Munizza C, Olivieri L, Di Loreto G, Dionisio P
Fourth Local Health Unit, Mental Health Department, Turin, Italy.
Curr Med Res Opin. 2006 Sep;22(9):1703-13. doi: 10.1185/030079906X121039.
To evaluate the efficacy and safety of trazodone prolonged-release compared with sertraline in the treatment of patients with major depression.

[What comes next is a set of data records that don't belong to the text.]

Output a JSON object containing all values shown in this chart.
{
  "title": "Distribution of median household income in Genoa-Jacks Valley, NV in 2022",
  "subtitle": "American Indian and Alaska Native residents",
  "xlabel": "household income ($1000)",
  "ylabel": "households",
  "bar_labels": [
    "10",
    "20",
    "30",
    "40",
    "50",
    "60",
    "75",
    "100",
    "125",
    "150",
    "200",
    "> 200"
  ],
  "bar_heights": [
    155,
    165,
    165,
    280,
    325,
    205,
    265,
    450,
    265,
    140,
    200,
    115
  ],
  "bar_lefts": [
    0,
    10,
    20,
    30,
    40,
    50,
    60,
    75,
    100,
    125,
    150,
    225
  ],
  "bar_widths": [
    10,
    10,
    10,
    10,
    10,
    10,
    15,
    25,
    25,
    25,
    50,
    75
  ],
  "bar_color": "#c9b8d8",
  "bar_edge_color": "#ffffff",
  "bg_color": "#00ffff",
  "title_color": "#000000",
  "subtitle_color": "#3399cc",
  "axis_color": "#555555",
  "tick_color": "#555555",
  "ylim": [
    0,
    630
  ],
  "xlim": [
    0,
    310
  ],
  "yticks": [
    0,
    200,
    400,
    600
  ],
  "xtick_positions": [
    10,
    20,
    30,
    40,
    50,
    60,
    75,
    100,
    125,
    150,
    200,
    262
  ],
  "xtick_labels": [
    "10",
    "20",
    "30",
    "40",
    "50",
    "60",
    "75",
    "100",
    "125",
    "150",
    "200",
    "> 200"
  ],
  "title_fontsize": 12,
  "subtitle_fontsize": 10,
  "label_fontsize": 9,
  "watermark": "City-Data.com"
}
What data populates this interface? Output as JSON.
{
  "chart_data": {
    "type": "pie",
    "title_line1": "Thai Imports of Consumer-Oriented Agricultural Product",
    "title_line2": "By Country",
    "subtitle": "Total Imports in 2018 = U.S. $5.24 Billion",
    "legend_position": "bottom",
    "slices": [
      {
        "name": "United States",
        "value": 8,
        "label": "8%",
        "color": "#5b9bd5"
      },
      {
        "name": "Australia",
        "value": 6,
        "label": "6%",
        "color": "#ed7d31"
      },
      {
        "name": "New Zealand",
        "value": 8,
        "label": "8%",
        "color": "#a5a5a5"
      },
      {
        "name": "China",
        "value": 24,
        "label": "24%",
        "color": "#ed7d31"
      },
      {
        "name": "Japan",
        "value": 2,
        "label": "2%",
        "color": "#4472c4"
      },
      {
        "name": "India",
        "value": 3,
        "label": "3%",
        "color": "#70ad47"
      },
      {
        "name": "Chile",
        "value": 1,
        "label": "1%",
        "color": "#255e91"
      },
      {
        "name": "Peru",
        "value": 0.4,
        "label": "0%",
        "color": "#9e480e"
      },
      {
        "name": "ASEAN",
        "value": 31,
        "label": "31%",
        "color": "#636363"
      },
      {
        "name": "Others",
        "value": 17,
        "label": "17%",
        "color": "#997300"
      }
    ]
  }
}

A total of 122 patients aged 19-64 years were enrolled in this multicenter, double-blind, double-dummy, randomized, comparator-controlled study. Patients received 7 days of single-blind placebo treatment followed by 6 weeks of double-blind treatment with trazodone prolonged-release 150-450 mg/day (n = 62) or sertraline 50-100 mg/day (n = 60).
Efficacy was evaluated by mean changes from baseline in the Hamilton Depression Rating scale (HAM-D), Montgomery Asberg Depression Rating Scale, Hamilton Anxiety Rating scale, and the Clinical Global Impression-Global Improvement/Severity scores; and by the rates of patients responding to treatment and considered to be in remission. Time to onset of efficacy and safety were assessed.
Trazodone and sertraline were equally effective in reducing depressive symptoms and promoting remission, and had similar onset times. In the Intent-to-Treat population, there were no significant differences in favor of trazodone at study endpoint in all efficacy measures, while a statistically significant difference was detected in the Per-Protocol population on HAM-D and in the percentage of responders. Analysis of HAM-D factors (anxiety/somatization, cognitive disturbance, retardation, and sleep disturbance) indicated that sleep disturbances were significantly less evident for patients taking trazodone at study endpoint. Adverse drug reactions, mostly of mild intensity, were reported in 42% of trazodone-treated patients (mainly of the nervous system) and 43% of sertraline-treated patients (mainly gastrointestinal). One event was considered to be serious: a patient treated with trazodone 450 mg/day showed moderate anxiety/tremor/insomnia and was hospitalized. Treatment was discontinued; the patient made a full recovery.
This study showed that after 6 weeks, trazodone and sertraline were not different in reducing symptoms of depression and in producing disease remission. Tolerability profiles reflected the differing pharmacological properties of these antidepressants. Trazodone may be a therapeutic option in the treatment of patients with major depression showing prevalent sleep disturbances.
评估曲唑酮缓释剂与舍曲林相比治疗重度抑郁症患者的疗效和安全性。
本多中心、双盲、双模拟、随机、对照研究共纳入122例年龄在19至64岁之间的患者。患者先接受7天的单盲安慰剂治疗,随后接受6周的双盲治疗,其中曲唑酮缓释剂150 - 450毫克/天(n = 62)或舍曲林50 - 100毫克/天(n = 60)。
疗效通过汉密尔顿抑郁量表(HAM - D)、蒙哥马利 - 阿斯伯格抑郁量表、汉密尔顿焦虑量表以及临床总体印象 - 总体改善/严重程度评分从基线的平均变化来评估;并通过治疗反应率和达到缓解的患者比例来评估。评估疗效和安全性的起效时间。
曲唑酮和舍曲林在减轻抑郁症状和促进缓解方面同样有效,且起效时间相似。在意向性分析人群中,在研究终点时所有疗效指标上均未发现曲唑酮有显著优势,而在符合方案人群中,在HAM - D及反应者百分比方面检测到有统计学意义的差异。对HAM - D因子(焦虑/躯体化、认知障碍、迟缓及睡眠障碍)的分析表明,在研究终点时服用曲唑酮的患者睡眠障碍明显减轻。42%服用曲唑酮的患者(主要为神经系统不良反应)和43%服用舍曲林的患者(主要为胃肠道不良反应)报告了药物不良反应,大多为轻度。有1例事件被认为严重:1例接受450毫克/天曲唑酮治疗的患者出现中度焦虑/震颤/失眠并住院。治疗中断;患者完全康复。
本研究表明,6周后,曲唑酮和舍曲林在减轻抑郁症状和实现疾病缓解方面无差异。耐受性特征反映了这些抗抑郁药不同的药理学特性。曲唑酮可能是治疗以睡眠障碍为主的重度抑郁症患者的一种治疗选择。